井上:子供たちが本能的にやりたくなるギミックをベルトづくりにおいてもメインギミックにしよう、ということを決めています。例えば、ボタンを押すとか、レバーを引くとか、ですね。そこで今回は、ぐるぐる回せるレバーがあると回したくなるよね、というアイディアが出てそちらに決まりました。

篠宮:へぇ〜。製作するにあたって、前年度のベルトは意識するんですか?

井上:どちらともいえます。ベースとしては一旦全部忘れましょう、と。ただ、玩具を作るうえで共通するところ、たとえば子供に伝わりづらいだとか、遊びづらいとか、大枠の反省点においては蓄積していき、次年度の玩具開発に活かします。

篠宮:「DXビルドドライバー」の開発で苦労された点は?

井上:全部ですね(笑)。レバーの回し心地とかも、作ってる段階でいろいろと調整しました。例えば、最初はレバーを回した際、連動して動く歯車型のギアの回転は一方通行だったけれど、売り場で子供たちはベルトを自分に着けず、正面に持ってレバーを逆に回すだろうから、逆回転もできるようにしなきゃいけないよね、とか。

あと、どうやって回したときに、光がきれいに出るかとか、回したときのシャカシャカという物理音が、玩具から出る変身音の邪魔をしないように、いかに静かにできるか、とか。

篠宮:今回のキーアイテムは「フルボトル」ですが、今回の売りは?

井上:キーアイテムというのは、コレクション性と変身の分かりやすさがポイントになっています。今までの仮面ライダーは「ゲーム」とか「偉人のおばけ」とか、仮面ライダー自体のモチーフからの要素を玩具に反映させることが多かったんですが、今回はそれをなくしました。

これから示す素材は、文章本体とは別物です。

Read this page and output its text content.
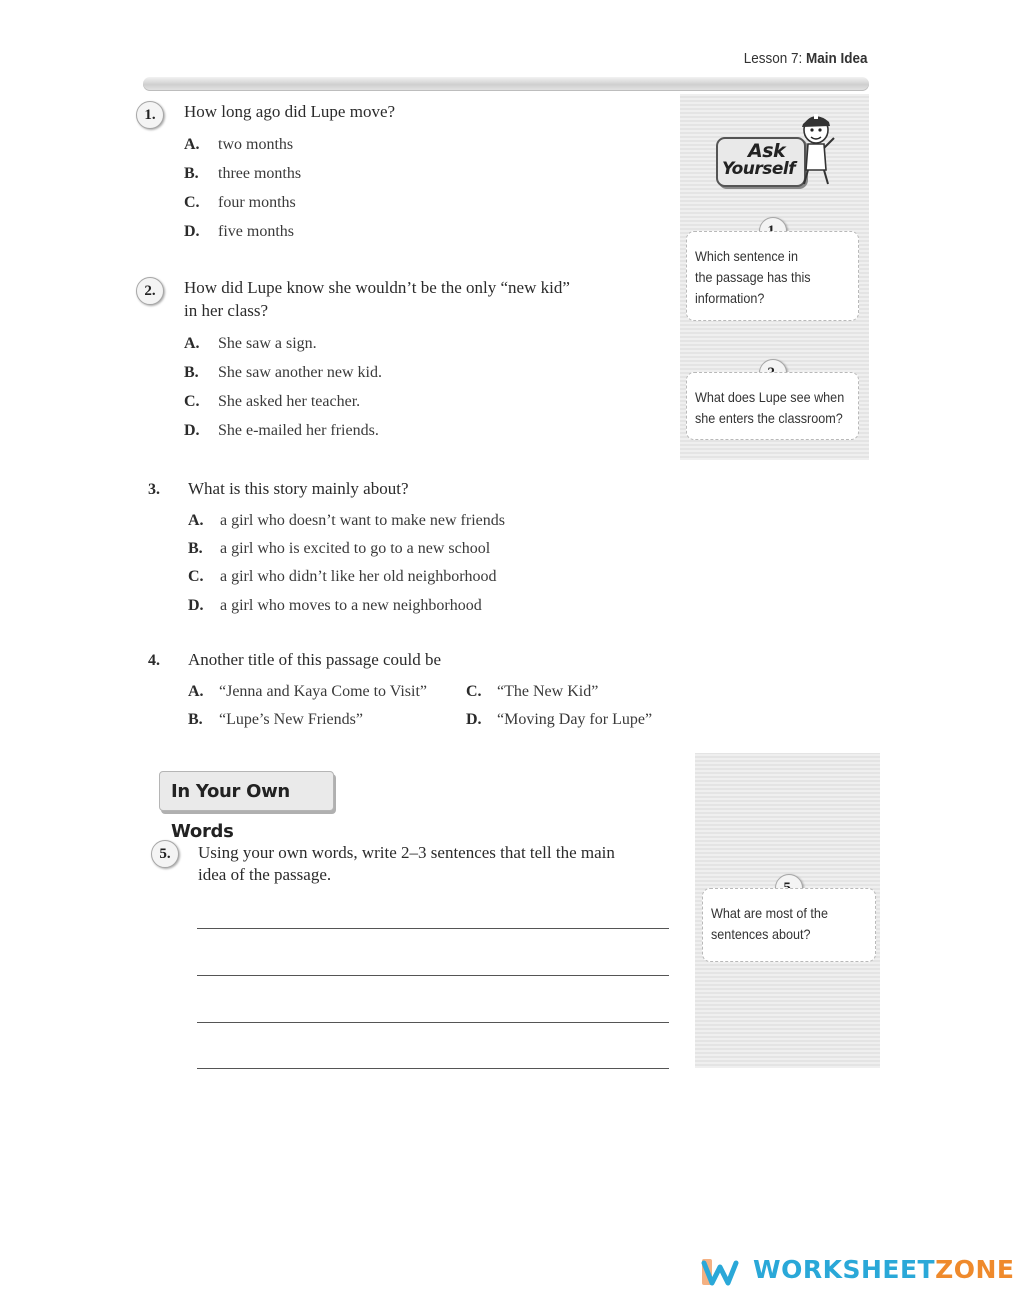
Lesson 7: Main Idea
Ask
Yourself
Which sentence in
the passage has this
information?
What does Lupe see when
she enters the classroom?
What are most of the
sentences about?
1.	How long ago did Lupe move?
A. two months
B. three months
C. four months
D. five months
2.	How did Lupe know she wouldn’t be the only “new kid”
in her class?
A. She saw a sign.
B. She saw another new kid.
C. She asked her teacher.
D. She e-mailed her friends.
3. What is this story mainly about?
A. a girl who doesn’t want to make new friends
B. a girl who is excited to go to a new school
C. a girl who didn’t like her old neighborhood
D. a girl who moves to a new neighborhood
4. Another title of this passage could be
A. “Jenna and Kaya Come to Visit”
B. “Lupe’s New Friends”
C. “The New Kid”
D. “Moving Day for Lupe”
In Your Own Words
5.	Using your own words, write 2–3 sentences that tell the main
idea of the passage.
WORKSHEETZONE
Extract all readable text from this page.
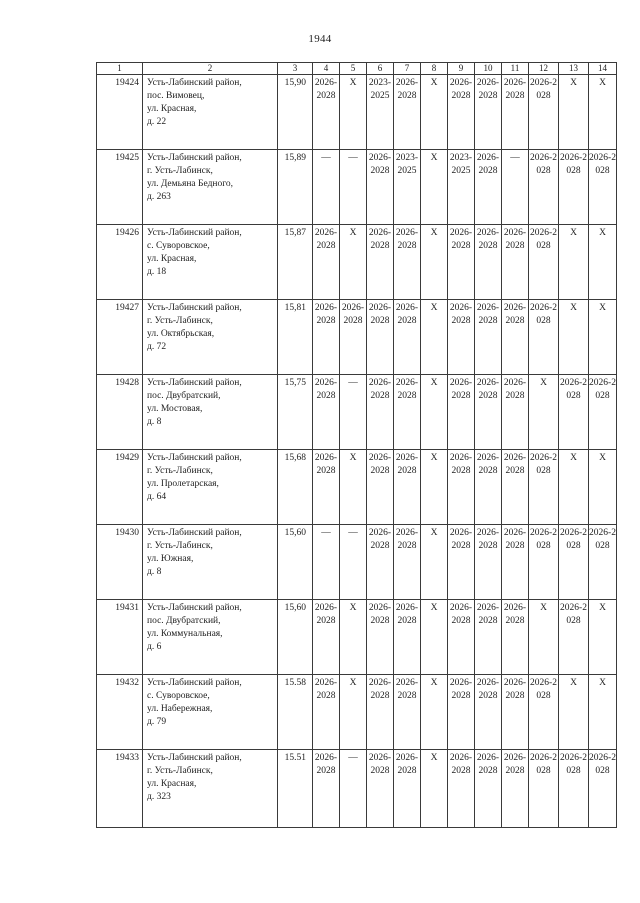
1944
1	2	3	4	5	6	7	8	9	10	11	12	13	14
19424	Усть-Лабинский район,
пос. Вимовец,
ул. Красная,
д. 22	15,90	2026-2028	Х	2023-2025	2026-2028	Х	2026-2028	2026-2028	2026-2028	2026-2028	Х	Х
19425	Усть-Лабинский район,
г. Усть-Лабинск,
ул. Демьяна Бедного,
д. 263	15,89	—	—	2026-2028	2023-2025	Х	2023-2025	2026-2028	—	2026-2028	2026-2028	2026-2028
19426	Усть-Лабинский район,
с. Суворовское,
ул. Красная,
д. 18	15,87	2026-2028	Х	2026-2028	2026-2028	Х	2026-2028	2026-2028	2026-2028	2026-2028	Х	Х
19427	Усть-Лабинский район,
г. Усть-Лабинск,
ул. Октябрьская,
д. 72	15,81	2026-2028	2026-2028	2026-2028	2026-2028	Х	2026-2028	2026-2028	2026-2028	2026-2028	Х	Х
19428	Усть-Лабинский район,
пос. Двубратский,
ул. Мостовая,
д. 8	15,75	2026-2028	—	2026-2028	2026-2028	Х	2026-2028	2026-2028	2026-2028	Х	2026-2028	2026-2028
19429	Усть-Лабинский район,
г. Усть-Лабинск,
ул. Пролетарская,
д. 64	15,68	2026-2028	Х	2026-2028	2026-2028	Х	2026-2028	2026-2028	2026-2028	2026-2028	Х	Х
19430	Усть-Лабинский район,
г. Усть-Лабинск,
ул. Южная,
д. 8	15,60	—	—	2026-2028	2026-2028	Х	2026-2028	2026-2028	2026-2028	2026-2028	2026-2028	2026-2028
19431	Усть-Лабинский район,
пос. Двубратский,
ул. Коммунальная,
д. 6	15,60	2026-2028	Х	2026-2028	2026-2028	Х	2026-2028	2026-2028	2026-2028	Х	2026-2028	Х
19432	Усть-Лабинский район,
с. Суворовское,
ул. Набережная,
д. 79	15.58	2026-2028	Х	2026-2028	2026-2028	Х	2026-2028	2026-2028	2026-2028	2026-2028	Х	Х
19433	Усть-Лабинский район,
г. Усть-Лабинск,
ул. Красная,
д. 323	15.51	2026-2028	—	2026-2028	2026-2028	Х	2026-2028	2026-2028	2026-2028	2026-2028	2026-2028	2026-2028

そして、子供たちが好きなものを組み合わせて変身する、という発想が出てきました。そこから、1個1個、固有のモチーフを表現できるアイテムってなんだろうと、形の検討をしました。

ボトル型なら、ペットボトルのジュースは子供たちにも馴染みがあるものですし、化粧品とか香水とかも小さいものを集めるときれいだよね、という発想でコレクション性にもマッチしました。

あと、僕らは、各アイテム単品でも楽しめる、ということも追求しているんです。フォーゼの「アストロスイッチ」なんかは、分かりやすい例ですね。

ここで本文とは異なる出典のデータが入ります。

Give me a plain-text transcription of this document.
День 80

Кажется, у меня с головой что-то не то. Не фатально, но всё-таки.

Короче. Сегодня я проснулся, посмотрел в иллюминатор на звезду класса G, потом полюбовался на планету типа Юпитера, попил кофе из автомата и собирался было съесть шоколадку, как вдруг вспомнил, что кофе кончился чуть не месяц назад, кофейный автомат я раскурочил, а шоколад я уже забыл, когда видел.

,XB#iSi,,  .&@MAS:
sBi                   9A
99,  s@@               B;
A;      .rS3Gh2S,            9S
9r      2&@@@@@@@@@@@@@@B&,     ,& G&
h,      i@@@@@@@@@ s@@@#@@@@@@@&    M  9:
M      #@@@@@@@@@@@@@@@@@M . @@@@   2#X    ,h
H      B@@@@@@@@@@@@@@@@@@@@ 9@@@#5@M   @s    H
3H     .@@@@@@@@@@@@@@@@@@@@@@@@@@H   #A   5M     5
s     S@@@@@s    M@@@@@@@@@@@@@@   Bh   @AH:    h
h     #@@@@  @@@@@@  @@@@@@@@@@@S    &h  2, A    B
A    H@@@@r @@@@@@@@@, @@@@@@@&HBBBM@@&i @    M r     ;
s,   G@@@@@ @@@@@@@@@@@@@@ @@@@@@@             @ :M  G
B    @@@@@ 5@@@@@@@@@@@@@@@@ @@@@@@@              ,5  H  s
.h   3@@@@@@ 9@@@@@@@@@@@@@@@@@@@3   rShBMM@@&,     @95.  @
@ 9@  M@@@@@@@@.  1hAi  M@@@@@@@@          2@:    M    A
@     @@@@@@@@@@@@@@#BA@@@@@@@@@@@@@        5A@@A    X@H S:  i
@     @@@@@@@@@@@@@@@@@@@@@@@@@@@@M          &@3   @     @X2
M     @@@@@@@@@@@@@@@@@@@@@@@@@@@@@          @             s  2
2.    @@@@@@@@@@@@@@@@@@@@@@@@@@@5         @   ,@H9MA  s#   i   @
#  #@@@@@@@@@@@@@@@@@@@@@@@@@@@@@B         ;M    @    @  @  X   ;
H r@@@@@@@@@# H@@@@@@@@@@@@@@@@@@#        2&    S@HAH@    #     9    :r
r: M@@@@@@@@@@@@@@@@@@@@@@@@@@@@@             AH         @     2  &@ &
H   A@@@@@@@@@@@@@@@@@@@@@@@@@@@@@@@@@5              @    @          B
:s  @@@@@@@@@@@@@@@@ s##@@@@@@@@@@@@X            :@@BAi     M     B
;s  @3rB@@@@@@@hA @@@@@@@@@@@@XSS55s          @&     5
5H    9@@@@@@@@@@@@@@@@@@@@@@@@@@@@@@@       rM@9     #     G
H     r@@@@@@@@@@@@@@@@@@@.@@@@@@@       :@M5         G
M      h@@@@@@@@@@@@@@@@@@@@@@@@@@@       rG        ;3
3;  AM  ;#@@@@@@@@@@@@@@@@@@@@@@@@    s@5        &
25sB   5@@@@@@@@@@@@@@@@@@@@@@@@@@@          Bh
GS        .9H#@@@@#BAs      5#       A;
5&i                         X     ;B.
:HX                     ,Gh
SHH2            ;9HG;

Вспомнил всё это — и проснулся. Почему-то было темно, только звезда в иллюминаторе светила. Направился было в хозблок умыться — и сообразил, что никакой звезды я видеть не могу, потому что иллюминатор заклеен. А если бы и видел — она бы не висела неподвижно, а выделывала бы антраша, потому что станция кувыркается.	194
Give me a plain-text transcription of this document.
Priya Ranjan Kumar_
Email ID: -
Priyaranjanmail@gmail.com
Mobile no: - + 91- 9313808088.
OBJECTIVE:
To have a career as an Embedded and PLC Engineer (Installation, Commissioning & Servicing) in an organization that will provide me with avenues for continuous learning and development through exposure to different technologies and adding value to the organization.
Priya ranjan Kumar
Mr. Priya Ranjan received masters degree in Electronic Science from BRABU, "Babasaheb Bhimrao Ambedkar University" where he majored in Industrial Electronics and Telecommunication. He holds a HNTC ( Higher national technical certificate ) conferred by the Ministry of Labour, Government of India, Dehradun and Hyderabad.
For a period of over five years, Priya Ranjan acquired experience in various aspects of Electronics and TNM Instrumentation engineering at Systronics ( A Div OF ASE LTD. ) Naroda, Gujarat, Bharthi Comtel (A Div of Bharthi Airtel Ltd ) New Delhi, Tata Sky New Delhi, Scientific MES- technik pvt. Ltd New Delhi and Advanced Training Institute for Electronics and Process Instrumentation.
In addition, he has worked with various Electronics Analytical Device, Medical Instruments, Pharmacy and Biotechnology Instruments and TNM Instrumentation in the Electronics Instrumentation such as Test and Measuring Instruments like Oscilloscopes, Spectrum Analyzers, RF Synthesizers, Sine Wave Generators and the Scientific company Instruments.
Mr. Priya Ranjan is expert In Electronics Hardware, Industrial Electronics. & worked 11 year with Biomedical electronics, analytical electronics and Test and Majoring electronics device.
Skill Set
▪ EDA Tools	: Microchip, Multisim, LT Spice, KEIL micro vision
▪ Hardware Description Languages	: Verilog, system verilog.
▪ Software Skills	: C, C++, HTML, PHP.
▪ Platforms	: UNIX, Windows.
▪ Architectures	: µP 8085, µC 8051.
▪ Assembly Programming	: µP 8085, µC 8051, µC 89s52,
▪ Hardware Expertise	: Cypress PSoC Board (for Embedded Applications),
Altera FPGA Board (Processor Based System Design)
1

今回の玩具展開で、「DXビルドドライバー」は“過去最高に動くベルト“というのを裏テーマにしていて、ベルトのレバーを回すと、ほかの部分もあちこち動くんですけど、「フルボトル」単品では、振るとシャカシャカ音がする、というギミックを入れており、つい振りたくなってしまうところに単品遊びの要素を入れています。

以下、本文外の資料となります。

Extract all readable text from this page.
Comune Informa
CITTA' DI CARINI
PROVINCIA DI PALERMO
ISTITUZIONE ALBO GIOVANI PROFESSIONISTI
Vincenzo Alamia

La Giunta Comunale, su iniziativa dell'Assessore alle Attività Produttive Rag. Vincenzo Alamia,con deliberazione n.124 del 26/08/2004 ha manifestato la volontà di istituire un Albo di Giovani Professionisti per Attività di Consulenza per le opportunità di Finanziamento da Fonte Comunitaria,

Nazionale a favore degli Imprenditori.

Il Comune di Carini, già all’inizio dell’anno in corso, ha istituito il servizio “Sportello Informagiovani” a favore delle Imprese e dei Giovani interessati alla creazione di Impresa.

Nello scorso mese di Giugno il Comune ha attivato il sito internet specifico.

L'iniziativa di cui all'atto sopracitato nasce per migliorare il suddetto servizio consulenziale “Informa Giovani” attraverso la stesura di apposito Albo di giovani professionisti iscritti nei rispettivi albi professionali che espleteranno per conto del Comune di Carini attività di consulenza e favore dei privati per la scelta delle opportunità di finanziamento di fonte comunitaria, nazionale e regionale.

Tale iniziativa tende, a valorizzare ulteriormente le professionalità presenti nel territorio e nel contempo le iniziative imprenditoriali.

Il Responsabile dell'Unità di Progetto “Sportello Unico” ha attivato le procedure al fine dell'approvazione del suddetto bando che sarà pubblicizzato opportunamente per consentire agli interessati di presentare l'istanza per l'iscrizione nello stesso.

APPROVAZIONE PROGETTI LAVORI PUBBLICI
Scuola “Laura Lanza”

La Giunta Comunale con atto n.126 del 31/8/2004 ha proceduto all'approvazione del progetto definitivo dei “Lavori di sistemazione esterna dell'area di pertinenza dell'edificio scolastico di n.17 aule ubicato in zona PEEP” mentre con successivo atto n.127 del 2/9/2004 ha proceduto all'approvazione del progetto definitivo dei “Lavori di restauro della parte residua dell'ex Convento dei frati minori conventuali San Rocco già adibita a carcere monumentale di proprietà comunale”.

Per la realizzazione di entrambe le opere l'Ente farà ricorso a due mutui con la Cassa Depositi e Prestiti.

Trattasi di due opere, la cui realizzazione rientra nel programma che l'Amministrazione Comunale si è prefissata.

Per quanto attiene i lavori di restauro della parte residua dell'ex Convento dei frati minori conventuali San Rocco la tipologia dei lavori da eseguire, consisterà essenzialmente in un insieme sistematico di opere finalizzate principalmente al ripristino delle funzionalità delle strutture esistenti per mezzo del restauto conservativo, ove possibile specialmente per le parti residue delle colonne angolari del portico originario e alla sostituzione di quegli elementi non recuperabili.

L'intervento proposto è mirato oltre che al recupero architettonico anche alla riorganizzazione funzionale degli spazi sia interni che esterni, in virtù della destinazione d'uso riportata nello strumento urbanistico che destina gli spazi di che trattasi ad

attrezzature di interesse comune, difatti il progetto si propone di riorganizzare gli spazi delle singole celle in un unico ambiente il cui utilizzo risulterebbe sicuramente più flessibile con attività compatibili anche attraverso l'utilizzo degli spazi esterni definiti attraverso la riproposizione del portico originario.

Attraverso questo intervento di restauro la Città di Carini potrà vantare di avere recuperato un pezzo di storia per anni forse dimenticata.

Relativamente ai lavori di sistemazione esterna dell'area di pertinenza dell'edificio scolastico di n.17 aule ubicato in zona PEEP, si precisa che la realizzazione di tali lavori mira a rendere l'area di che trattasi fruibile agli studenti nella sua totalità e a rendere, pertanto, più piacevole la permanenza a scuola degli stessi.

それこそ、『仮面ライダービルド』を担当されている東映の大森敬仁プロデューサーが、玩具の試作チェック中、ずっと振り続けていたくらいなんです(笑)。

篠宮:これ、重さが絶妙ですよね!

井上:跳ね返りとか、手触りがいいですよね。それはもう、うちの設計担当などがこだわって、追求したところですね。振った時の気持ちよさとか、ベルトへ入れた時の感触とか、ベルトへの入れざまとか。

篠宮:「ライダーガシャット」のときはどうだったんですか?

(C)2016 石森プロ・テレビ朝日・ADK・東映

井上:「ライダーガシャット」の場合は、ゲームで例えたらベルトがハードウェアで、ライダーガシャットがソフトウェアという要素が色濃くあったので、各ガシャットのタイトルを強く打ち出すということに重点を置いていました。

それこそ、玩具の開発の音声はフナセンが担当したのですが、単品で鳴る、光る、というところで、単体遊びとしては音の部分に強いこだわりがありました。コンセプトによって、重きを置くところは変わってきますね。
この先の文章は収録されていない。